Using Geographic data in ADLA

Category: azure data lake

Question

Shannon Lowder on Wed, 18 Jul 2018 20:27:46


I have weather data in my data lake with coordinates for weather events.  In SQL Server I have geographic information for State, Counties, Townships, Ranges, and properties.  What I need to do is cross-reference the coordinates in the weather data for the shapes for each of the geographic types.

If this were SQL Server, I'd simply use STIntersects() to do my matches.  Since this is a data lake, I'm trying to find the best way to handle 60+ years of weather data.

I found an example online that shows how to pull in the c# assemblies needed to write USQL with Geographic methods.
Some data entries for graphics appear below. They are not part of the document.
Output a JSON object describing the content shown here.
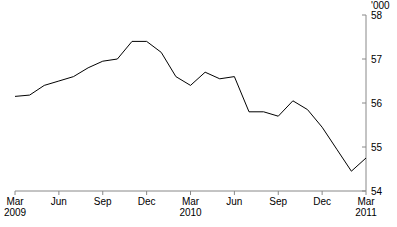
{
  "chart_data": {
    "type": "line",
    "y_label": "'000",
    "categories": [
      "Mar 2009",
      null,
      null,
      "Jun",
      null,
      null,
      "Sep",
      null,
      null,
      "Dec",
      null,
      null,
      "Mar 2010",
      null,
      null,
      "Jun",
      null,
      null,
      "Sep",
      null,
      null,
      "Dec",
      null,
      null,
      "Mar 2011"
    ],
    "values": [
      56.15,
      56.18,
      56.4,
      56.5,
      56.6,
      56.8,
      56.95,
      57.0,
      57.4,
      57.4,
      57.15,
      56.6,
      56.4,
      56.7,
      56.55,
      56.6,
      55.8,
      55.8,
      55.7,
      56.05,
      55.85,
      55.45,
      54.95,
      54.45,
      54.75
    ],
    "color": "#000000",
    "ylim": [
      54,
      58
    ],
    "yticks": [
      54,
      55,
      56,
      57,
      58
    ],
    "grid": false
  }
}
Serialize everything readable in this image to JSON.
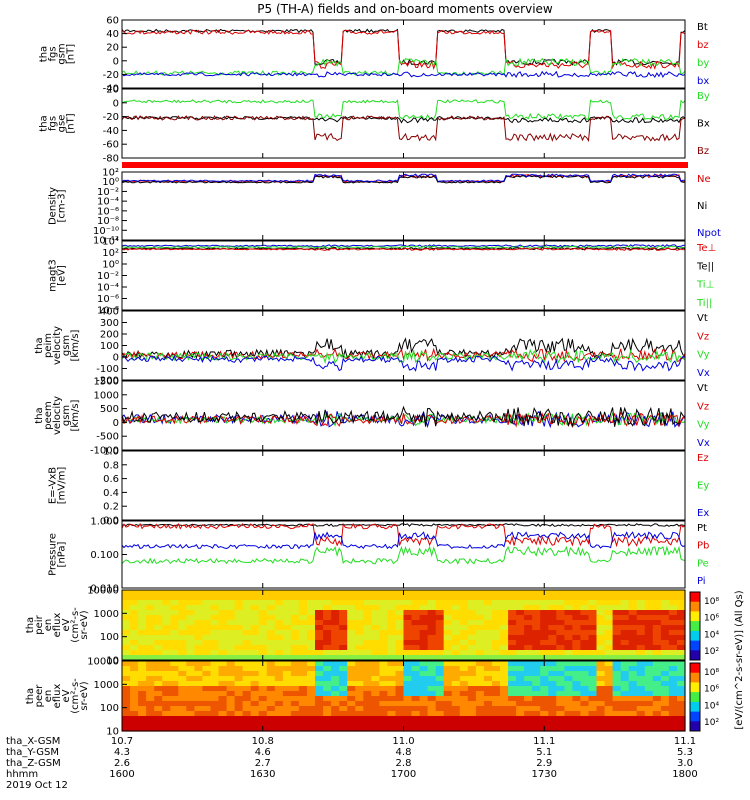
{
  "title": "P5 (TH-A) fields and on-board moments overview",
  "colors": {
    "black": "#000000",
    "red": "#dd0000",
    "green": "#22dd22",
    "blue": "#0000dd",
    "dkred": "#880000"
  },
  "chart_data": [
    {
      "id": "bgsm",
      "type": "line",
      "ylabels": [
        "tha",
        "fgs",
        "gsm",
        "[nT]"
      ],
      "ylim": [
        -40,
        60
      ],
      "ticks": [
        "60",
        "40",
        "20",
        "0",
        "-20",
        "-40"
      ],
      "legend": [
        {
          "name": "Bt",
          "color": "black"
        },
        {
          "name": "bz",
          "color": "red"
        },
        {
          "name": "by",
          "color": "green"
        },
        {
          "name": "bx",
          "color": "blue"
        }
      ]
    },
    {
      "id": "bgse",
      "type": "line",
      "ylabels": [
        "tha",
        "fgs",
        "gse",
        "[nT]"
      ],
      "ylim": [
        -80,
        20
      ],
      "ticks": [
        "20",
        "0",
        "-20",
        "-40",
        "-60",
        "-80"
      ],
      "legend": [
        {
          "name": "By",
          "color": "green"
        },
        {
          "name": "Bx",
          "color": "black"
        },
        {
          "name": "Bz",
          "color": "dkred"
        }
      ]
    },
    {
      "id": "density",
      "type": "line",
      "log": true,
      "ylabels": [
        "Density",
        "[cm-3]"
      ],
      "ticks": [
        "10²",
        "10⁰",
        "10⁻²",
        "10⁻⁴",
        "10⁻⁶",
        "10⁻⁸",
        "10⁻¹⁰",
        "10⁻¹²"
      ],
      "legend": [
        {
          "name": "Ne",
          "color": "red"
        },
        {
          "name": "Ni",
          "color": "black"
        },
        {
          "name": "Npot",
          "color": "blue"
        }
      ]
    },
    {
      "id": "temp",
      "type": "line",
      "log": true,
      "ylabels": [
        "magt3",
        "[eV]"
      ],
      "ticks": [
        "10⁴",
        "10²",
        "10⁰",
        "10⁻²",
        "10⁻⁴",
        "10⁻⁶",
        "10⁻⁸"
      ],
      "legend": [
        {
          "name": "Te⊥",
          "color": "red"
        },
        {
          "name": "Te||",
          "color": "black"
        },
        {
          "name": "Ti⊥",
          "color": "green"
        },
        {
          "name": "Ti||",
          "color": "green"
        }
      ]
    },
    {
      "id": "vi",
      "type": "line",
      "ylabels": [
        "tha",
        "peim",
        "velocity",
        "gsm",
        "[km/s]"
      ],
      "ylim": [
        -200,
        400
      ],
      "ticks": [
        "400",
        "300",
        "200",
        "100",
        "0",
        "-100",
        "-200"
      ],
      "legend": [
        {
          "name": "Vt",
          "color": "black"
        },
        {
          "name": "Vz",
          "color": "red"
        },
        {
          "name": "Vy",
          "color": "green"
        },
        {
          "name": "Vx",
          "color": "blue"
        }
      ]
    },
    {
      "id": "ve",
      "type": "line",
      "ylabels": [
        "tha",
        "peem",
        "velocity",
        "gsm",
        "[km/s]"
      ],
      "ylim": [
        -1000,
        1500
      ],
      "ticks": [
        "1500",
        "1000",
        "500",
        "0",
        "-500",
        "-1000"
      ],
      "legend": [
        {
          "name": "Vt",
          "color": "black"
        },
        {
          "name": "Vz",
          "color": "red"
        },
        {
          "name": "Vy",
          "color": "green"
        },
        {
          "name": "Vx",
          "color": "blue"
        }
      ]
    },
    {
      "id": "efield",
      "type": "line",
      "ylabels": [
        "E=-VxB",
        "[mV/m]"
      ],
      "ylim": [
        0,
        1
      ],
      "ticks": [
        "1.0",
        "0.8",
        "0.6",
        "0.4",
        "0.2",
        "0.0"
      ],
      "legend": [
        {
          "name": "Ez",
          "color": "red"
        },
        {
          "name": "Ey",
          "color": "green"
        },
        {
          "name": "Ex",
          "color": "blue"
        }
      ]
    },
    {
      "id": "pressure",
      "type": "line",
      "log": true,
      "ylabels": [
        "Pressure",
        "[nPa]"
      ],
      "ticks": [
        "1.000",
        "0.100",
        "0.010"
      ],
      "legend": [
        {
          "name": "Pt",
          "color": "black"
        },
        {
          "name": "Pb",
          "color": "red"
        },
        {
          "name": "Pe",
          "color": "green"
        },
        {
          "name": "Pi",
          "color": "blue"
        }
      ]
    },
    {
      "id": "ispec",
      "type": "heatmap",
      "ylabels": [
        "tha",
        "peir",
        "en",
        "eflux",
        "eV",
        "(cm²-s-",
        "sr-eV)"
      ],
      "ticks": [
        "10000",
        "1000",
        "100",
        "10"
      ]
    },
    {
      "id": "espec",
      "type": "heatmap",
      "ylabels": [
        "tha",
        "peer",
        "en",
        "eflux",
        "eV",
        "(cm²-s-",
        "sr-eV)"
      ],
      "ticks": [
        "10000",
        "1000",
        "100",
        "10"
      ]
    }
  ],
  "colorbar": {
    "ticks": [
      "10⁸",
      "10⁶",
      "10⁴",
      "10²",
      "10⁸",
      "10⁶",
      "10⁴",
      "10²"
    ],
    "label": "[eV/(cm^2-s-sr-eV)] (All Qs)"
  },
  "xaxis": {
    "rows": [
      {
        "label": "tha_X-GSM",
        "values": [
          "10.7",
          "10.8",
          "11.0",
          "11.1",
          "11.1"
        ]
      },
      {
        "label": "tha_Y-GSM",
        "values": [
          "4.3",
          "4.6",
          "4.8",
          "5.1",
          "5.3"
        ]
      },
      {
        "label": "tha_Z-GSM",
        "values": [
          "2.6",
          "2.7",
          "2.8",
          "2.9",
          "3.0"
        ]
      },
      {
        "label": "hhmm",
        "values": [
          "1600",
          "1630",
          "1700",
          "1730",
          "1800"
        ]
      }
    ],
    "date": "2019 Oct 12"
  }
}
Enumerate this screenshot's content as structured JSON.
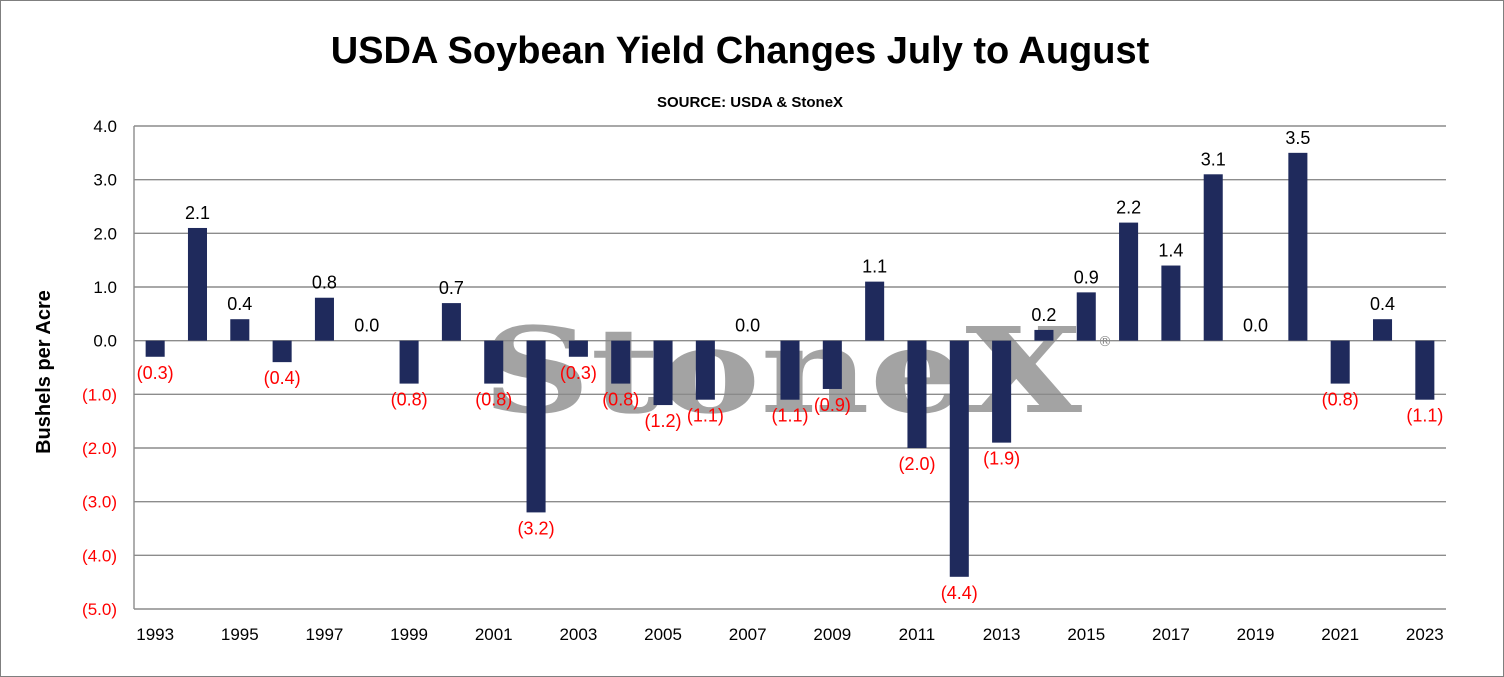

The problem is, you can't use these extended data types with EXTRACT or OUTPUT statements. So I can't simply copy my geographic data to ADLS.  Since there are functions for turning the geographies into text and back again, I attempted to create text files with textual representations of my geographies.

These geographies are either POLYGON or MULTIPOLYGON shapes. Here's the script I used to try and copy this data to ADLS.

@state =
    SELECT *
    FROM EXTERNAL HailResarch.CPISSTGVMSQL_ODS EXECUTE @"
        SELECT 
	        StateCode, StateName, PostalCode, Shape.ToString() AS ShapeText
        FROM cpis_ods.ods.[State]
        WHERE
	        StateName NOT IN ('Unknown','Foreign Country')";
OUTPUT @state
TO "/sandbox/hail_research/StateShapes.csv"
USING Outputters.Csv(outputHeader: true, quoting: true, rowDelimiter: "\n");

Unfortunately, this doesn't work.  I get an error "Value in the SQL column ShapeText at row 0 is too large." Turns out Strings are limited to 128 kilobytes.

Is there an official way to perform this kind of cross-reference in USQL? Any advice will be appreciated!



Replies

MRys on Thu, 19 Jul 2018 23:50:35


Dear Shannon

Unfortunately you will have to do a bit more processing.

I would suggest that you read the geometry shapes into byte[] (that can be up to 4MB) and then converts it into a geometry shape.

Also note that you will have to wrap the UDTs (geometry/geography) into wrapper types that provide a serialization, if you need to flow the data between stages in your script (since it needs to be temporarily serialized).

Best regards

Michael

Shannon Lowder on Mon, 23 Jul 2018 12:27:59


Unfortunately, some of my multipolygon shapes are over 4MB. Alaska, Florida, North Carolina, Louisiana, Maryland, and California are over this limit. Is there any way around the upper limit for binaries in ADLA?

In the meantime, I'm going to see if I can use the County level data.  Hopefully, they're all below the 4MB limit.


MRys on Tue, 24 Jul 2018 21:21:47


Unfortunately, the 4MB limit is currently the max. We are looking into increasing the rowsize to 16MB, so that would give you some additional size. Alternatively, you may want to look at reducing the complexity of the shapes. I think the spatial library has some reduction methods if I remember correctly.

Shannon Lowder on Wed, 25 Jul 2018 21:03:31


I'll look into reducing the complexity.  I did finally get a version of the code to work.  What I found is once the script got to the STIntersects check, the performance just came to a halt.  Maybe I should geocode the rows BEFORE that data gets to the lake?

What's your experience been with this kind of workload in ADLA?